Methods: E2 sequence from subjects chronically infected with HCV GT1, GT2 and GT3 was obtained. HLA typing of these subjects was available or performed. HLA-associated E2 viral polymorphisms for HLA class I and II were identified and web-based peptide binding prediction programs were used to predict putative T cell epitopes. These potential epitopes are currently being confirmed using IFNgamma ELISpot assays.
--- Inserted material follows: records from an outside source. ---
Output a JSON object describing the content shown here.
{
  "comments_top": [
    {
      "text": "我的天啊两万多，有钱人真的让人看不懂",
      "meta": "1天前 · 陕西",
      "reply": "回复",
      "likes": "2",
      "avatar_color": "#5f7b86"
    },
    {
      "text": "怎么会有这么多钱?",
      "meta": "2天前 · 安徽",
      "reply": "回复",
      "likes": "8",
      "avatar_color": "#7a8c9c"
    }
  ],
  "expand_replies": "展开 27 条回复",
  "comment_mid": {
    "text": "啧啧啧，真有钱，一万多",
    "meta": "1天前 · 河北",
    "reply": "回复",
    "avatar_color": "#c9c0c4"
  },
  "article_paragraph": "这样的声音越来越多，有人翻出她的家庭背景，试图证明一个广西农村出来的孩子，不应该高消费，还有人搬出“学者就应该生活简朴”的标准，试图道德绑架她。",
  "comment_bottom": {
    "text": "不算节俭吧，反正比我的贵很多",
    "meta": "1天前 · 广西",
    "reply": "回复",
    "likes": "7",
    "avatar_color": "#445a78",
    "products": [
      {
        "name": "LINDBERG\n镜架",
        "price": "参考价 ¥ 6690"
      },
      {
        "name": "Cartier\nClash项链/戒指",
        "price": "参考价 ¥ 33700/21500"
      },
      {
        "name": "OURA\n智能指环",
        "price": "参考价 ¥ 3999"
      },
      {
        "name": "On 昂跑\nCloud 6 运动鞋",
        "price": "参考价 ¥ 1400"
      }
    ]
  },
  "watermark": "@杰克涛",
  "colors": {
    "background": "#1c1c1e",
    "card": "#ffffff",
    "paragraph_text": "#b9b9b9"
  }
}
Results: Using this approach we have obtained E2 sequences and HLA typing in over 300 subjects. The majority of HCV sequences obtained were for GT1a and GT3a (>100 each), reflecting the GT distribution in the Australian population. Further sequencing for GT1b and GT2 is ongoing. Identification and confirmation of novel E2 epitopes within the HCV genome for GT1a and GT3a by IFNgamma ELISpot is currently underway and results from this analysis will be presented.
Conclusion: Predicting T cell targets based on HLA associated viral polymorphisms is an alternative to mapping T cell responses using overlapping viral peptides and is tailored to the circulating HCV strain seen within a population. Identification of the E2 epitopes will allow for the development of tools to measure T cell responses in subjects vaccinated with the E2 based Delta 3 vaccine in future studies.